Generative AI is coming to Microsoft Office and Google Workspace. Educators need to be prepared for talking about GenAI with their students outside of ChatGPT.
As educators, our first step into the world of generative AI is to arm ourselves with knowledge about the benefits and limitations of this technology. This pathway is designed to help you understand the mechanics of AI, empowering you to inform both yourself and your students.
Those who embark on this journey will:
Learn about generative AI technology, data, ethics, and bias
Prioritize the art of thinking and writing over reliance on generative text.
Establish clear guidelines for student use of generative AI in assignments, mitigating its impact on teaching, and learning to limit its disruptive potential in the classroom.
For those ready to delve deeper, the AI Assistance pathway offers a more exploratory approach. This route investigates how generative AI tools outside of ChatGPT can aid students in achieving specific learning outcomes, while still reinforcing the fundamental skills of AI literacy.
Educators choosing this pathway will:
Discover generative AI tools designed to assist students with writing, reading, research, feedback, and tutoring.
Introduce generative AI in structured assignments that align the tools with specific outcomes, fostering student reflection on their use of the technology.
Set clear boundaries on the level of assistance provided by certain generative AI tools to maintain a balanced learning environment.
Once you're comfortable with AI Literacy and AI Assistance, it's time to venture into the advanced realm of AI Aptitude.

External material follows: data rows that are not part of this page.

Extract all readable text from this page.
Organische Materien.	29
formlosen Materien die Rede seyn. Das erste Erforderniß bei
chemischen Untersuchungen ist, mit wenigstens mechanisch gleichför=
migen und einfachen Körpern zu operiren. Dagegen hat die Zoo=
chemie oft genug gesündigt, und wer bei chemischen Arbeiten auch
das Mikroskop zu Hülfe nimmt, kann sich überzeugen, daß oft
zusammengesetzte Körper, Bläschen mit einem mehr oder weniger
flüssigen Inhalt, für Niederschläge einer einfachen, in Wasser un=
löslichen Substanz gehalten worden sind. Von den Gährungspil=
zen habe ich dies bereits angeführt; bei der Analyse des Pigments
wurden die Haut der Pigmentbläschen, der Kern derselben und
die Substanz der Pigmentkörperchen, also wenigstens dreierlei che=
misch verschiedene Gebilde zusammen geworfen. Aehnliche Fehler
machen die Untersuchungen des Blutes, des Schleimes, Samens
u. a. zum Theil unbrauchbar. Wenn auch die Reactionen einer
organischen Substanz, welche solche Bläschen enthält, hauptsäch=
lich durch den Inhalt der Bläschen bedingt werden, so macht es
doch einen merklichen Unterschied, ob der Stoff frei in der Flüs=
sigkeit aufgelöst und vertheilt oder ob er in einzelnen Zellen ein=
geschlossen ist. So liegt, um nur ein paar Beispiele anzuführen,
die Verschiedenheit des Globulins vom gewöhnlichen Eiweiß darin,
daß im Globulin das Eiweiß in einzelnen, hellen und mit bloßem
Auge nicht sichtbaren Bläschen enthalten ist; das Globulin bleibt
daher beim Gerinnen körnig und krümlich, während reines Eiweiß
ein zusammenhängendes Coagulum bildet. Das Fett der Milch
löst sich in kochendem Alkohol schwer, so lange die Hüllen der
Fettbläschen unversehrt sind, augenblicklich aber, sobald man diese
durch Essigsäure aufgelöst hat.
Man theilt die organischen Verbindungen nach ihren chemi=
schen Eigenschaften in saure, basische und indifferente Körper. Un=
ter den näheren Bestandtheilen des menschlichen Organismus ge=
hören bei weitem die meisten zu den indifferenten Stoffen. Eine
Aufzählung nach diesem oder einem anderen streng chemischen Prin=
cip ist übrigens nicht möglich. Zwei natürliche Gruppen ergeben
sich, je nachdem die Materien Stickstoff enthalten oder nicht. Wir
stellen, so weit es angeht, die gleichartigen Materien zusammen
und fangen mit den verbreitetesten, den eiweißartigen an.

This pathway explores the cutting-edge use cases for generative AI in education and beyond
Educators eager to tread this path will:
Learn the basics of both introductory and advanced prompt engineering to design innovative assignments and assessments.
Explore the evolution of large language models, including their use of multimodal techniques to generate text, video, images, and code.
Show a keen interest in harnessing generative AI for instructional design, paving the way for a future-focused learning environment.
How do we gather all the messy bits of information about generative AI we need to form a framework about what it means to be AI literate? One method is to start a digital garden. Maggie Appleton’s ethos of digital gardening as a method of collecting, sorting, and ruminating on information is an excellent heuristic to apply to the chaotic information space that occupies our digital moment around generative AI.
Digital gardeners embrace a work-in progress ethos to information. Ideas often need time to flourish, revision and space to nurture, and sometimes need to be left to wither when a new, better idea replaces it. At its heart, Appleton argues that digital gardening is a “different way of thinking about our online behavior around information - one that accumulates personal knowledge over time in an explorable space.” Thus, Digital Gardening is all about taking control about how you learn in our chaotic digital public spaces.